日常前言

五月六月，又陷入反反复复的项目 Bug 中了。讲道理，分析日志是越来越熟练了，代码水平其实没有很大提高，毕竟改 Bug 嘛，大多只是在原有代码的基础上，添加或者修改一些业务逻辑。虽然改原生代码的时候能学到很多东西，但是那些部分很少出现问题，绝大部分还是我们自己人加入、修改的逻辑挖出来的坑。填坑的过程真是漫长又令人心烦。
时间有限，这次的翻译也只选了五个短篇，尽量提高内容质量同时也节省出一些业余时间学习一些其它知识。
不过这次翻译对我来说，收获颇丰。在翻译其中两篇文章的时候，我做了详细的笔记，并且在阅读过程中查阅了不少相关资料，学到了很多东西。
其中一篇是数据可视化的艺术，虽然只是以网页性能分析为例，对各种常用图表作了简单的适用场景的介绍，但是这正是我最近需要了解的内容 —— 由于业务原因，我需要经常接入第三方算法，并评测其性能。然而组内一直都是用打印 Log 的方式去分析性能，很不方便，而且经常会忽略掉一些异常变化。我正需要一些方法提高我们的性能分析效率，而这篇文章则给我指明了方向。
另一篇则是关于概率数据结构的介绍。选择翻译这篇文章是因为看到了 Bloom Filter，这让我想起了大学时给老师打工写爬虫的时光……这次顺势重温了 Bloom Filter，并了解了 HyperLogLog 与 Min-Count Sketch 这两个算法。我总觉得在不久的将来我就会用上它们。
这一期文章依旧采纳了四篇：
说到版权问题，我其实不太清楚我这样中英翻译的方式发 Blog 是不是侵了英文原版的版权了。但是如果不是中英翻译的话，发这些 Blog 就是多此一举了。如果侵权了的话，以后再删掉吧~

版权相关

翻译人：StoneDemo，该成员来自云+社区翻译社
原文链接：The Art of Data Visualization
原文作者：Kameerath Kareem

The Art of Data Visualization

题目：（数据可视化的艺术）

In my last blog, we looked at how data is aggregated based on the trend of data. In this article, we discuss how this data is represented to users in a more meaningful way.
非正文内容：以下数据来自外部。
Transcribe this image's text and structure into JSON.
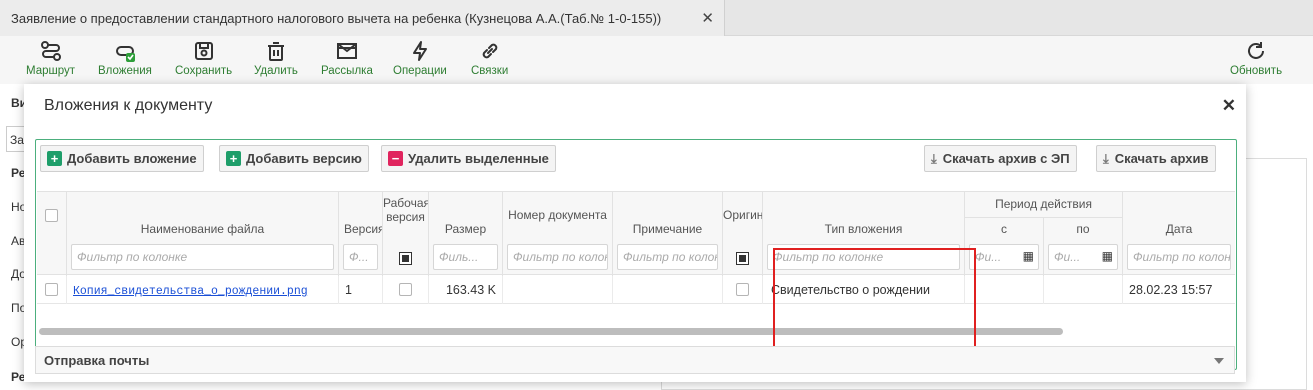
{
  "tab": {
    "title": "Заявление о предоставлении стандартного налогового вычета на ребенка (Кузнецова А.А.(Таб.№ 1-0-155))",
    "close": "✕"
  },
  "toolbar": {
    "route": "Маршрут",
    "attachments": "Вложения",
    "save": "Сохранить",
    "delete": "Удалить",
    "mailing": "Рассылка",
    "operations": "Операции",
    "links": "Связки",
    "refresh": "Обновить"
  },
  "background": {
    "l1": "Ви",
    "l2": "За",
    "l3": "Ре",
    "l4": "Но",
    "l5": "Ав",
    "l6": "До",
    "l7": "По",
    "l8": "Ор",
    "l9": "Ре"
  },
  "modal": {
    "title": "Вложения к документу",
    "close": "✕",
    "buttons": {
      "add_attachment": "Добавить вложение",
      "add_version": "Добавить версию",
      "delete_selected": "Удалить выделенные",
      "download_archive_ep": "Скачать архив с ЭП",
      "download_archive": "Скачать архив"
    },
    "columns": {
      "file_name": "Наименование файла",
      "version": "Версия",
      "working_version": "Рабочая версия",
      "size": "Размер",
      "doc_number": "Номер документа",
      "note": "Примечание",
      "original": "Оригинал",
      "attachment_type": "Тип вложения",
      "validity_period": "Период действия",
      "from": "с",
      "to": "по",
      "date": "Дата"
    },
    "filter_placeholder": "Фильтр по колонке",
    "filter_short": "Филь...",
    "filter_short2": "Фи...",
    "filter_v": "Ф...",
    "row": {
      "file_name": "Копия_свидетельства_о_рождении.png",
      "version": "1",
      "size": "163.43 K",
      "attachment_type": "Свидетельство о рождении",
      "date": "28.02.23 15:57"
    },
    "mail_section": "Отправка почты"
  },
  "colors": {
    "accent": "#2e7d32",
    "border_green": "#4caf7d",
    "highlight": "#e02020"
  }
}
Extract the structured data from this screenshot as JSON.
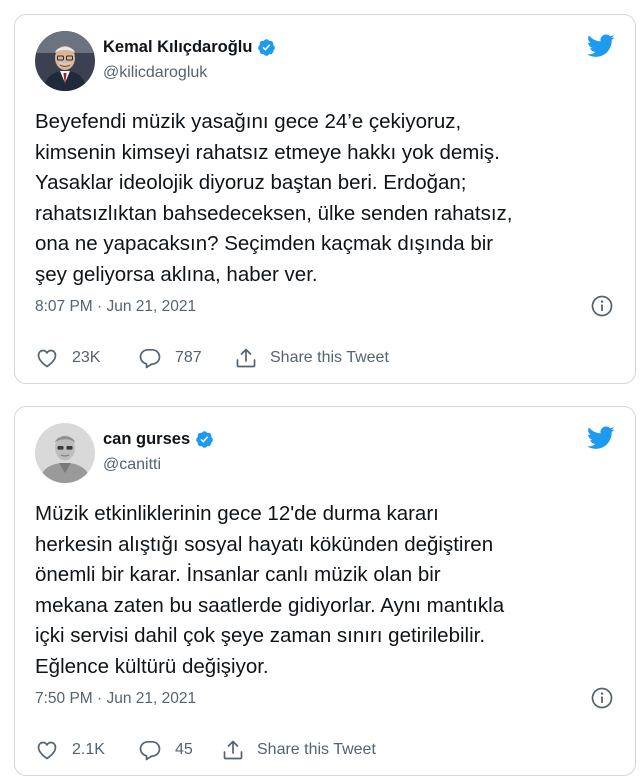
{
  "colors": {
    "brand": "#1d9bf0",
    "text_primary": "#0f1419",
    "text_secondary": "#536471",
    "border": "#cfd9de"
  },
  "icons": [
    "avatar",
    "verified-badge-icon",
    "twitter-bird-icon",
    "info-icon",
    "heart-icon",
    "reply-bubble-icon",
    "share-icon"
  ],
  "tweets": [
    {
      "display_name": "Kemal Kılıçdaroğlu",
      "handle": "@kilicdarogluk",
      "verified": true,
      "lines": [
        "Beyefendi müzik yasağını gece 24’e çekiyoruz,",
        "kimsenin kimseyi rahatsız etmeye hakkı yok demiş.",
        "Yasaklar ideolojik diyoruz baştan beri. Erdoğan;",
        "rahatsızlıktan bahsedeceksen, ülke senden rahatsız,",
        "ona ne yapacaksın? Seçimden kaçmak dışında bir",
        "şey geliyorsa aklına, haber ver."
      ],
      "timestamp": "8:07 PM · Jun 21, 2021",
      "likes": "23K",
      "replies": "787",
      "share_label": "Share this Tweet"
    },
    {
      "display_name": "can gurses",
      "handle": "@canitti",
      "verified": true,
      "lines": [
        "Müzik etkinliklerinin gece 12'de durma kararı",
        "herkesin alıştığı sosyal hayatı kökünden değiştiren",
        "önemli bir karar. İnsanlar canlı müzik olan bir",
        "mekana zaten bu saatlerde gidiyorlar. Aynı mantıkla",
        "içki servisi dahil çok şeye zaman sınırı getirilebilir.",
        "Eğlence kültürü değişiyor."
      ],
      "timestamp": "7:50 PM · Jun 21, 2021",
      "likes": "2.1K",
      "replies": "45",
      "share_label": "Share this Tweet"
    }
  ]
}
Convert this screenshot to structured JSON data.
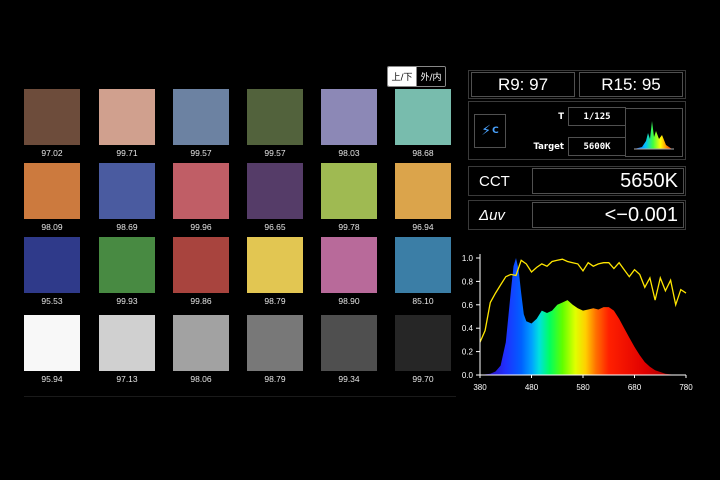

在我上一篇博客中，我们研究了如何依据数据趋势聚合数据。在本文中，我们将讨论如何以更有意义的方式将这些数据呈现给用户。

The raw data for thousands of websites across different geographies that are measuring network components, page performance, availability, and page content metrics is saved in huge databases. When this data is presented to humans without organizing and categorizing properly, it’s difficult to read, analyze, and identify conclusions.

跨越不同地域的数千个网站的原始数据保存在庞大的数据库中，这些原始数据即是网站正在测量的网络组件、页面性能、可用性，以及页面内容指标（Page content metrics）。当我们将这些数据呈现给他人而没有对其进行正确组织和分类时，这将导致难以阅读、分析和确定结论。

Presenting these data sets by organizing and categorizing in a graphical format makes it easier to achieve your goals. Here, we will look at different chart types that are used more frequently in performance analytics and that are used in various scenarios based on the data type.

通过图形方式来组织和分类这些数据集，并将其呈现，则可以更轻松地达成您的目的。接下来，我们将看到各种各样的图表类型，这些图表常常会在性能分析中使用到，并且在基于数据类型的各种场景中也适用。

Most commonly used chart types:

Bar chart.

Line chart.

Scatterplot chart.

Histogram.

Cumulative distribution chart.

Geo chart.

Bubble chart.

常用的图表类型有如下几种：

条形图（Bar chart）。
折线图（Line chart）。
散点图（Scatterplot chart）。
直方图（Histogram）。
累积分布图（Cumulative distribution chart）。
地理图（Geo chart）。
气泡图（Bubble chart）。

To determine the chart types that represent a set of data accurately, let’s look at some real-world scenarios in performance analytics.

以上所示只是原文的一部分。